DISCUSSION AND CONCLUSION: Presacral mesh application alone is an effective minimally invasive method that can be applied with a low risk of complications in patients with rectal prolapse.
GİRİŞ ve AMAÇ: Rektal prolapsus hala etyolojisi belli olmayan sosyal problemlere sebep olan bir hastalıktır. Çalışmamızda kliniğimizde uyguladığımız presakral mesh uygulaması ve perineal cerrahi prosedürlerinin sonuçlarını karşılaştırıp yöntemlerin etkinliğini tesbit etmeyi hedefledik.
YÖNTEM ve GEREÇLER: 2014-2020 tarihleri arasında sadece rektal prolapsusu olan hastalarda komorbiditesi yüksek olanlara peri-neal cerrahi, komorbiditesi düşük olanlara ise rezeksiyonsuz presakral mesh uygulaması yapıldı. Ameliyat öncesi ve sonrası takiplerinde hastaların semptomları Roma II ve Boutsis Ellis kriterlerine göre standartize edilip karşılaştırıldı.
BULGULAR: Rektal prolapsus nedeniyle abdominal (n=15) ve perineal prosedür uygulanan (n=5) toplam 20 hastanın sonuçları retrospektif olarak değerlendirildi. İki grup arasında yaş (p=0,041), ASA (American Society of Anesthesiology) skoru (p=0,000), uygulanan anestezi tipi (p=0,016) arasında istatistiksel olarak anlamlı fark mevcuttu.
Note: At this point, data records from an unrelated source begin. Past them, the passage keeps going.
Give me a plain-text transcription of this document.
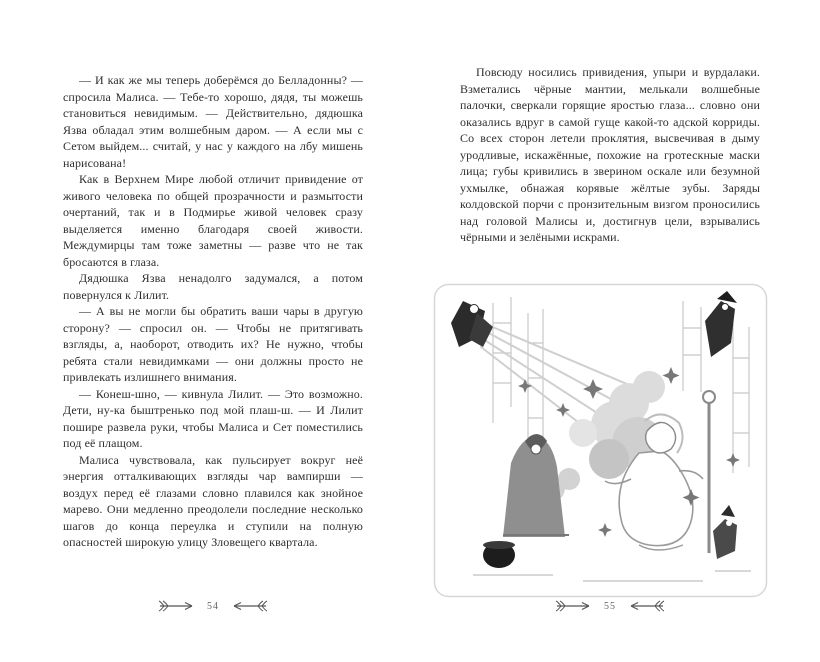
— И как же мы теперь доберёмся до Белладонны? — спросила Малиса. — Тебе-то хорошо, дядя, ты можешь становиться невидимым. — Действительно, дядюшка Язва обладал этим волшебным даром. — А если мы с Сетом выйдем... считай, у нас у каждого на лбу мишень нарисована!

Как в Верхнем Мире любой отличит привидение от живого человека по общей прозрачности и размытости очертаний, так и в Подмирье живой человек сразу выделяется именно благодаря своей живости. Междумирцы там тоже заметны — разве что не так бросаются в глаза.

Дядюшка Язва ненадолго задумался, а потом повернулся к Лилит.

— А вы не могли бы обратить ваши чары в другую сторону? — спросил он. — Чтобы не притягивать взгляды, а, наоборот, отводить их? Не нужно, чтобы ребята стали невидимками — они должны просто не привлекать излишнего внимания.

— Конеш-шно, — кивнула Лилит. — Это возможно. Дети, ну-ка быштренько под мой плаш-ш. — И Лилит пошире развела руки, чтобы Малиса и Сет поместились под её плащом.

Малиса чувствовала, как пульсирует вокруг неё энергия отталкивающих взгляды чар вампирши — воздух перед её глазами словно плавился как знойное марево. Они медленно преодолели последние несколько шагов до конца переулка и ступили на полную опасностей широкую улицу Зловещего квартала.

Повсюду носились привидения, упыри и вурдалаки. Взметались чёрные мантии, мелькали волшебные палочки, сверкали горящие яростью глаза... словно они оказались вдруг в самой гуще какой-то адской корриды. Со всех сторон летели проклятия, высвечивая в дыму уродливые, искажённые, похожие на гротескные маски лица; губы кривились в зверином оскале или безумной ухмылке, обнажая корявые жёлтые зубы. Заряды колдовской порчи с пронзительным визгом проносились над головой Малисы и, достигнув цели, взрывались чёрными и зелёными искрами.

54	55
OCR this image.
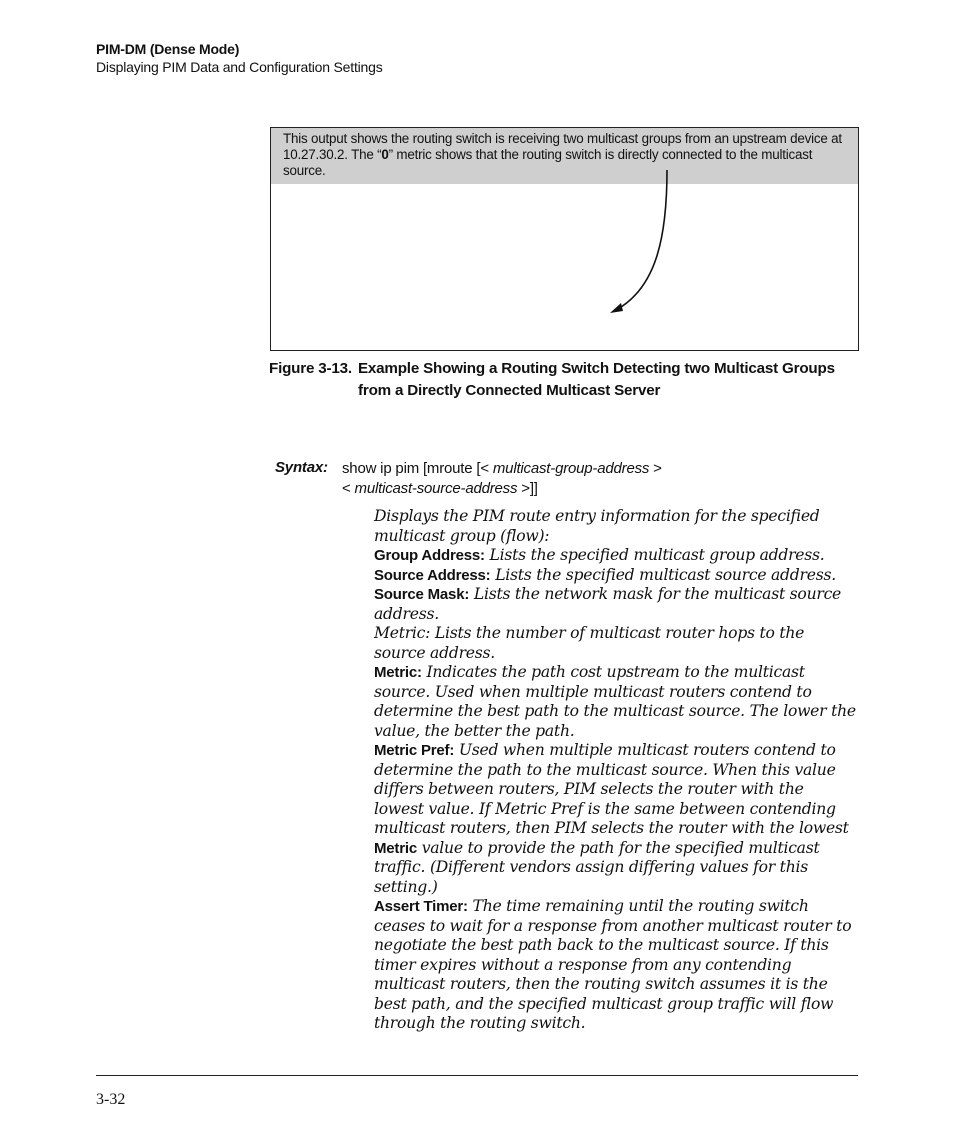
PIM-DM (Dense Mode)
Displaying PIM Data and Configuration Settings
This output shows the routing switch is receiving two multicast groups from an upstream device at 10.27.30.2. The “0” metric shows that the routing switch is directly connected to the multicast source.
Figure 3-13. Example Showing a Routing Switch Detecting two Multicast Groups
from a Directly Connected Multicast Server
Syntax: show ip pim [mroute [< multicast-group-address >
< multicast-source-address >]]

Displays the PIM route entry information for the specified multicast group (flow):

Group Address: Lists the specified multicast group address.

Source Address: Lists the specified multicast source address.

Source Mask: Lists the network mask for the multicast source address.

Metric: Lists the number of multicast router hops to the source address.

Metric: Indicates the path cost upstream to the multicast source. Used when multiple multicast routers contend to determine the best path to the multicast source. The lower the value, the better the path.

Metric Pref: Used when multiple multicast routers contend to determine the path to the multicast source. When this value differs between routers, PIM selects the router with the lowest value. If Metric Pref is the same between contending multicast routers, then PIM selects the router with the lowest Metric value to provide the path for the specified multicast traffic. (Different vendors assign differing values for this setting.)

Assert Timer: The time remaining until the routing switch ceases to wait for a response from another multicast router to negotiate the best path back to the multicast source. If this timer expires without a response from any contending multicast routers, then the routing switch assumes it is the best path, and the specified multicast group traffic will flow through the routing switch.

3-32
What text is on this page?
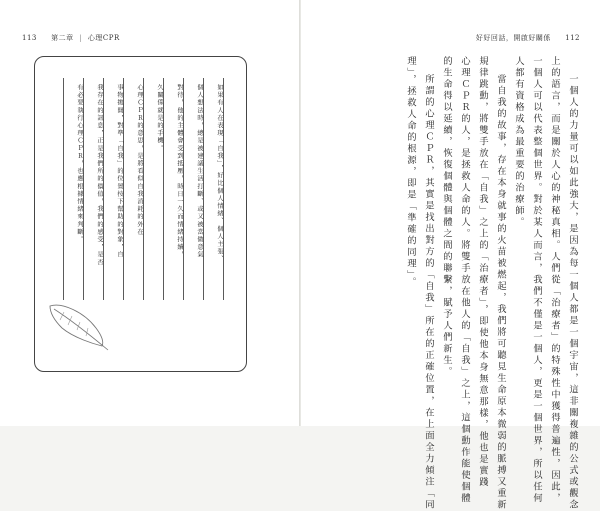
113 第二章 | 心理CPR	好好回話，開啟好關係 112
如果有人在表現「自我」，好比個人情緒、個人主張、
個人想法時，總是被建議生活打斷、或又被當做意氣
對待，他的主體會受到抵壓，時日一久而情緒持續，
久關係就是的手機。
心理ＣＰＲ的意思，是將看似自我消耗的外在
事物拋開，對準「自我」的位置按下幫助的對象，自
我存在的訊息，正是我們所的價值，我們的感受，是否
有必要執行心理ＣＰＲ，也應根據情緒來判斷。	一個人的力量可以如此強大，是因為每一個人都是一個宇宙，這非關複雜的公式或觀念
上的語言，而是關於人心的神秘真相。人們從「治療者」的特殊性中獲得普遍性，因此，
一個人可以代表整個世界。對於某人而言，我們不僅是一個人，更是一個世界，所以任何
人都有資格成為最重要的治療師。
當自我的故事，存在本身就事的火苗被燃起，我們將可聽見生命原本微弱的脈搏又重新
規律跳動，將雙手放在「自我」之上的「治療者」，即使他本身無意那樣，他也是實踐
心理ＣＰＲ的人，是拯救人命的人。將雙手放在他人的「自我」之上，這個動作能使個體
的生命得以延續，恢復個體與個體之間的聯繫，賦予人們新生。
所謂的心理ＣＰＲ，其實是找出對方的「自我」所在的正確位置，在上面全力傾注「同
理」，拯救人命的根源，即是「準確的同理」。
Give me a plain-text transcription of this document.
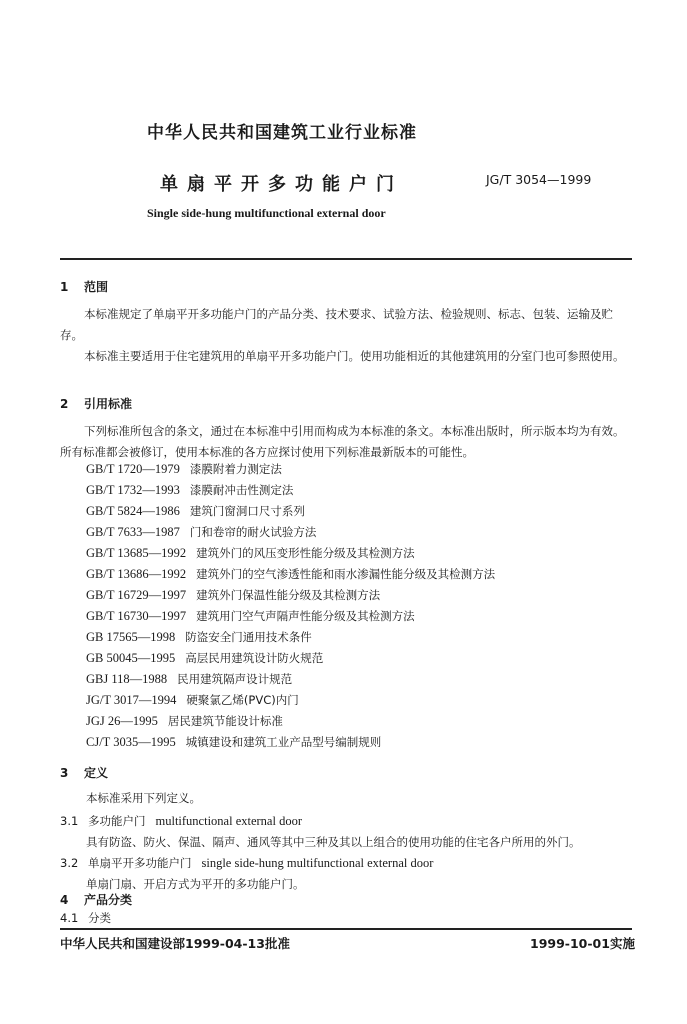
中华人民共和国建筑工业行业标准
单扇平开多功能户门	JG/T 3054—1999
Single side-hung multifunctional external door
1 范围
本标准规定了单扇平开多功能户门的产品分类、技术要求、试验方法、检验规则、标志、包装、运输及贮存。
本标准主要适用于住宅建筑用的单扇平开多功能户门。使用功能相近的其他建筑用的分室门也可参照使用。
2 引用标准
下列标准所包含的条文，通过在本标准中引用而构成为本标准的条文。本标准出版时，所示版本均为有效。所有标准都会被修订，使用本标准的各方应探讨使用下列标准最新版本的可能性。
GB/T 1720—1979 漆膜附着力测定法
GB/T 1732—1993 漆膜耐冲击性测定法
GB/T 5824—1986 建筑门窗洞口尺寸系列
GB/T 7633—1987 门和卷帘的耐火试验方法
GB/T 13685—1992 建筑外门的风压变形性能分级及其检测方法
GB/T 13686—1992 建筑外门的空气渗透性能和雨水渗漏性能分级及其检测方法
GB/T 16729—1997 建筑外门保温性能分级及其检测方法
GB/T 16730—1997 建筑用门空气声隔声性能分级及其检测方法
GB 17565—1998 防盗安全门通用技术条件
GB 50045—1995 高层民用建筑设计防火规范
GBJ 118—1988 民用建筑隔声设计规范
JG/T 3017—1994 硬聚氯乙烯(PVC)内门
JGJ 26—1995 居民建筑节能设计标准
CJ/T 3035—1995 城镇建设和建筑工业产品型号编制规则
3 定义
本标准采用下列定义。
3.1 多功能户门 multifunctional external door
具有防盗、防火、保温、隔声、通风等其中三种及其以上组合的使用功能的住宅各户所用的外门。
3.2 单扇平开多功能户门 single side-hung multifunctional external door
单扇门扇、开启方式为平开的多功能户门。
4 产品分类
4.1 分类
中华人民共和国建设部1999-04-13批准	1999-10-01实施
Abdominal grupta kabızlık şikayeti ameliyat öncesi ve sonrası yapılan değerlendirmede istatistiksel olarak anlamlı farklı bulundu (p=0,000). Perineal grupta ise anlamlı fark saptanmadı (p=0,151). İnkontinans şikayeti ise abdominal grupta ameliyat sonrası istatistiksel olarak anlamlı ölçüde azalırken (p=0,000), perineal grupta semptomların evrelerinde azalma olmasına rağmen semptomu devam eden hasta sayısında anlamlı fark görülmedi (p=0,07).
TARTIŞMA ve SONUÇ: Sadece presakral mesh uygulaması rektal prolapsuslu hastalarda düşük komplikasyon riskiyle uygulanabilecek etkili bir minimal invaziv yöntemdir.